Friday, August 09, 2002

Two-year Purdue starting RB has no lock on spot



By DAN GELSTON
Associated Press Writer

        WEST LAFAYETTE, Ind. — Purdue's Montrell Lowe talked during last year's preseason about rushing for 1,000 yards — a goal he missed by two yards in 2000.

        Lowe's expectations have been dramatically adjusted this year. Now he's hoping he'll keep his job as the Boilermakers starting running back.

        Lowe's rushing yards plunged from 998 to 640 last season and his yards-per-carry average dipped by nearly a yard. Three times he had fewer than 10 carries a game and he topped 100 yards in a game only twice.

        An inexperienced offensive line and ineffective quarterbacks were part of the problem. Once quarterback Kyle Orton was inserted the final three games of the year, Purdue attempted 113 more passes than rushes.

        “There were a lot of factors for last season,” said Lowe, a senior. “I'm not going to point any fingers because we all could have done better, myself included. I think it was just a transition year for the offense.”

        The transition could spill over to running back. Lowe is being pushed by sophomore Joey Harris, who also doubles as Purdue's kick returner.

        Purdue coach Joe Tiller compared the competition to the end of a close horse race. Lowe may have the lead, but Harris is quickly gaining on him.

        “I think it's an intriguing position during training camp to see exactly, No. 1, who our starter is going to be and No. 2, what our rotation is going to be,” Tiller said Thursday.

        Both players split carries equally with the first-team offense during Thursday morning's practice.

        Harris, who rushed for 255 yards in 2001, worked on his conditioning and weight training in the offseason. He was named Purdue's most improved offensive player for the spring season.

        “During the spring, I developed into the running back the coaches were looking for,” Harris said. “I ran more physically which is something I needed to do. Everyone likes running backs that can break tackles.”

        Tiller's spread offense, run with four or five receivers, needs only one running back. The Boilermakers experimented with a two-back set a year ago, but Tiller doubts he'd use it again.

        “On our roster I'm not sure we have a two-back kind of guy,” he said.

        Lowe said he was sensitive to the criticism of the running game. His first two seasons were spent in near anonymity as the focus was on quarterback Drew Brees and his record setting numbers. But when the offense struggled, his production was questioned.

        “When I started we had a running game and a passing game,” he said. “Last year we didn't have it and people wanted to know what happened to it. It was hard to really say why, but I think it will be back this year.”

        If there isn't a clear favorite, Tiller said both players would receive plenty of carries.

        “I look for and hope Montrell will have his best year as a Boilermaker,” Tiller said. “I don't think his performance level has fallen off. We've just gone from not having much competition to having a few more talented players there.”

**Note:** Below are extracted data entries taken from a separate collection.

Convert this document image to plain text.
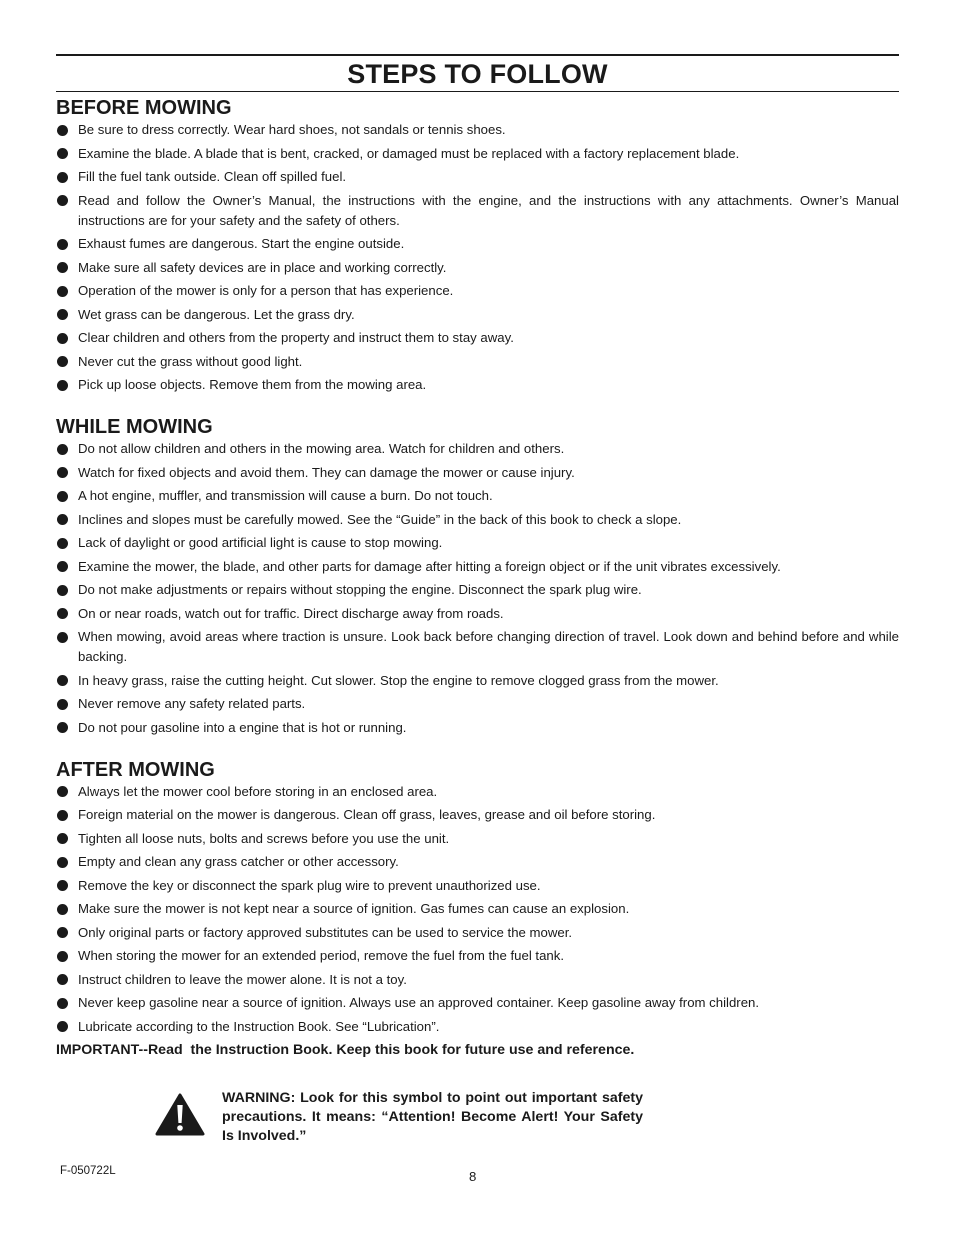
STEPS TO FOLLOW
BEFORE MOWING
Be sure to dress correctly. Wear hard shoes, not sandals or tennis shoes.
Examine the blade. A blade that is bent, cracked, or damaged must be replaced with a factory replacement blade.
Fill the fuel tank outside. Clean off spilled fuel.
Read and follow the Owner’s Manual, the instructions with the engine, and the instructions with any attachments. Owner’s Manual instructions are for your safety and the safety of others.
Exhaust fumes are dangerous. Start the engine outside.
Make sure all safety devices are in place and working correctly.
Operation of the mower is only for a person that has experience.
Wet grass can be dangerous. Let the grass dry.
Clear children and others from the property and instruct them to stay away.
Never cut the grass without good light.
Pick up loose objects. Remove them from the mowing area.
WHILE MOWING
Do not allow children and others in the mowing area. Watch for children and others.
Watch for fixed objects and avoid them. They can damage the mower or cause injury.
A hot engine, muffler, and transmission will cause a burn. Do not touch.
Inclines and slopes must be carefully mowed. See the “Guide” in the back of this book to check a slope.
Lack of daylight or good artificial light is cause to stop mowing.
Examine the mower, the blade, and other parts for damage after hitting a foreign object or if the unit vibrates excessively.
Do not make adjustments or repairs without stopping the engine. Disconnect the spark plug wire.
On or near roads, watch out for traffic. Direct discharge away from roads.
When mowing, avoid areas where traction is unsure. Look back before changing direction of travel. Look down and behind before and while backing.
In heavy grass, raise the cutting height. Cut slower. Stop the engine to remove clogged grass from the mower.
Never remove any safety related parts.
Do not pour gasoline into a engine that is hot or running.
AFTER MOWING
Always let the mower cool before storing in an enclosed area.
Foreign material on the mower is dangerous. Clean off grass, leaves, grease and oil before storing.
Tighten all loose nuts, bolts and screws before you use the unit.
Empty and clean any grass catcher or other accessory.
Remove the key or disconnect the spark plug wire to prevent unauthorized use.
Make sure the mower is not kept near a source of ignition. Gas fumes can cause an explosion.
Only original parts or factory approved substitutes can be used to service the mower.
When storing the mower for an extended period, remove the fuel from the fuel tank.
Instruct children to leave the mower alone. It is not a toy.
Never keep gasoline near a source of ignition. Always use an approved container. Keep gasoline away from children.
Lubricate according to the Instruction Book. See “Lubrication”.
IMPORTANT--Read  the Instruction Book. Keep this book for future use and reference.
WARNING: Look for this symbol to point out important safety precautions. It means: “Attention! Become Alert! Your Safety Is Involved.”
F-050722L	8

        Notes: Purdue had 99 players participate in its first full-squad practice Thursday morning. Junior walk-on Charles Edwards quit. He did not play the past two seasons. ... The Boilermakers will practice two more days in shorts and have their first full-contact drills Sunday. ... The weather's been too cool for Tiller, who would prefer his team get accustomed to the heat. “I like it a little hotter. I hope we get some heat before we get out of camp.”